15 responses to “Getting It Down In Writing…

  1. cl2

    I’d like the link. I believe you have my e-mail address. It sounds like you had a great experience.

  2. Natalie

    For some reason doing things on a stage, and singing in particular is about the scariest thing I can think of. You are pretty marvy.

  3. Avster

    Did you have to sing sitting down?

    And Whit, you have a marvelous voice. 🙂

    Yup, send the linkage my way, please.

    The music is generally what first captures my attention to music. It’s very rare for lyrics to catch my attention.

    Getting to sing your least favorite song reminds me of my choir days. I can’t recall whether it was my first or second solo (I think second) and I was a bit upset… because I *really* wanted the solo from Sound of Music but I ended up getting a very short solo from “Oklahoma”. All it was was “Oh, what a beautiful morning!” I think the director knew I was bit disgruntled with what I received but all she said was that there would be more solos in future concerts.
    Looking back, I’d say I was probably given that one because it the tune was “weird” and had many accidentals and that I was one of the few people in the choir that had perfect pitch, but still, I was disgruntled.

    If you ever need someone to answer your “What good will I ever be.” just ask me. Don’t worry, I’ll be nice. 😉

    • Haha… that’s funny! You don’t like Oh, What A Beautiful Morning!?!? Come on, now… that there is classic stuffs! No, we sang standing up… there were a few times I got to sit down, though… which my terrified knees were grateful for!

  4. Jacque

    I can say first hand that you did an amazing job bringing your part to life and allowing us to feel your emotions. You stole the show. I also have a copy of you singing. Although not great because it was recorded on my iPhone. You have a great voice and I’m so glad I got to come see you.

  5. Karen

    bksmith2478@y; Had to be in clinic so did not get to the show. Linda
    Condie went with Audrey. Story of my life. Anxious to hear.

  6. Alena

    Whit, you are absolutely right about the emotion and feeling you put into your singing. Other people can hit the right notes, but they just don’t have a gift like you do. It’s one of the big reasons I’ve always been a huge fan of your singing! Please send me the link to your performance!!! Great reflections on the allegory–I think we all can relate to those feelings in some way (at least I can).

  7. Dessa wade

    I am just catching up so I want to hear it again. I believe you know my email:)
    You have an awesome ability whit!

  8. Louisa

    Catching up here…
    I am glad you found the way to relate to the song. Sounds like it was a real process.
    My teenage daughter is learning some of those valuable lessons in choir. Some of the songs they like and some they hate and some they used to like…,lol before they had to sing then a bazillion times.
    Relating to the song is key.
    Admittedly, some of the songs are hard for teens to relate to because they haven’t experienced love and loss and angst…..yet.
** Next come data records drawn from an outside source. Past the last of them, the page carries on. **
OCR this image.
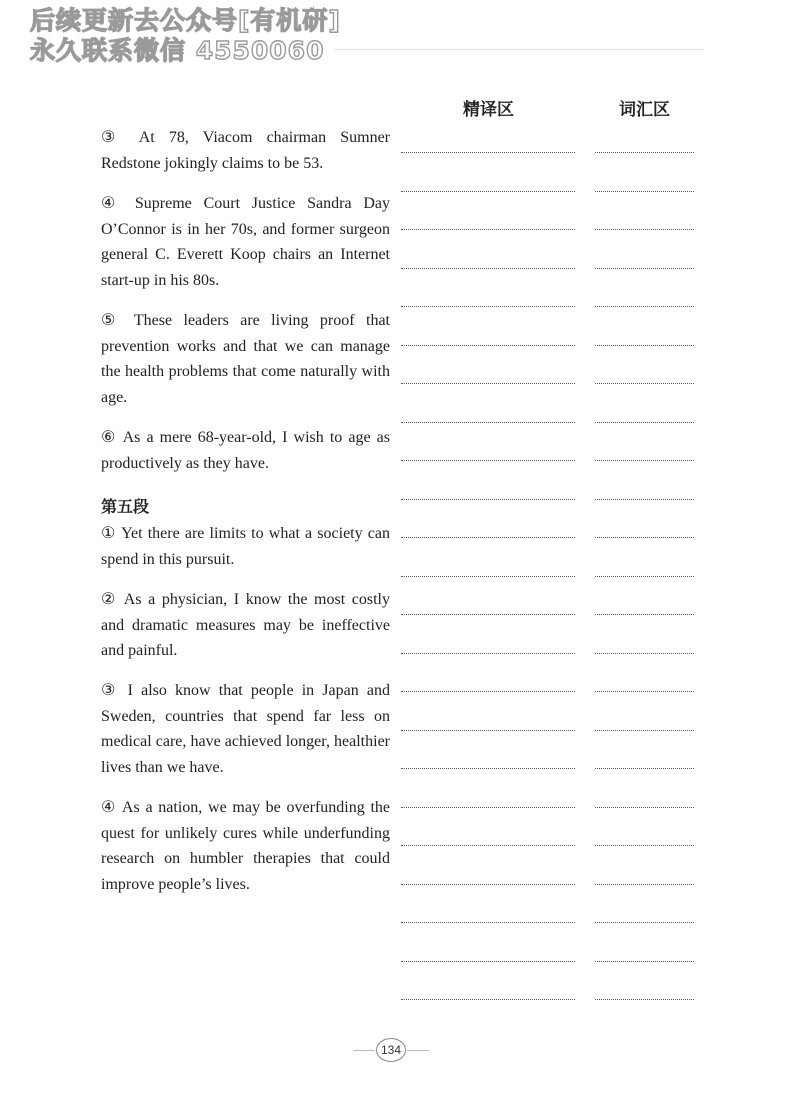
后续更新去公众号[有机研]
永久联系微信 4550060
精译区	词汇区
③ At 78, Viacom chairman Sumner Redstone jokingly claims to be 53.
④ Supreme Court Justice Sandra Day O’Connor is in her 70s, and former surgeon general C. Everett Koop chairs an Internet start-up in his 80s.
⑤ These leaders are living proof that prevention works and that we can manage the health problems that come naturally with age.
⑥ As a mere 68-year-old, I wish to age as productively as they have.
第五段
① Yet there are limits to what a society can spend in this pursuit.
② As a physician, I know the most costly and dramatic measures may be ineffective and painful.
③ I also know that people in Japan and Sweden, countries that spend far less on medical care, have achieved longer, healthier lives than we have.
④ As a nation, we may be overfunding the quest for unlikely cures while underfunding research on humbler therapies that could improve people’s lives.
134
    Hey ! I thought of you when I saw this recipe.
    My teen daughter’s choir banquet is tomorrow night and its potluck. So, she is taking this dish. Thought you might like it too for some family-get-together or some such.

    • Louisa

      I don’t know how I could have forgotten to mention my favorite up-beat go to song “Good Morning” by Mandisa & Toby Mac.
      If you haven’t listened …then you MUST!
      If it doesn’t make your bootie wiggle in your seat…there is something wrong with your wiggle.
      My bootie and my feet go crazy!

      Crank up your speakers – it’s the best.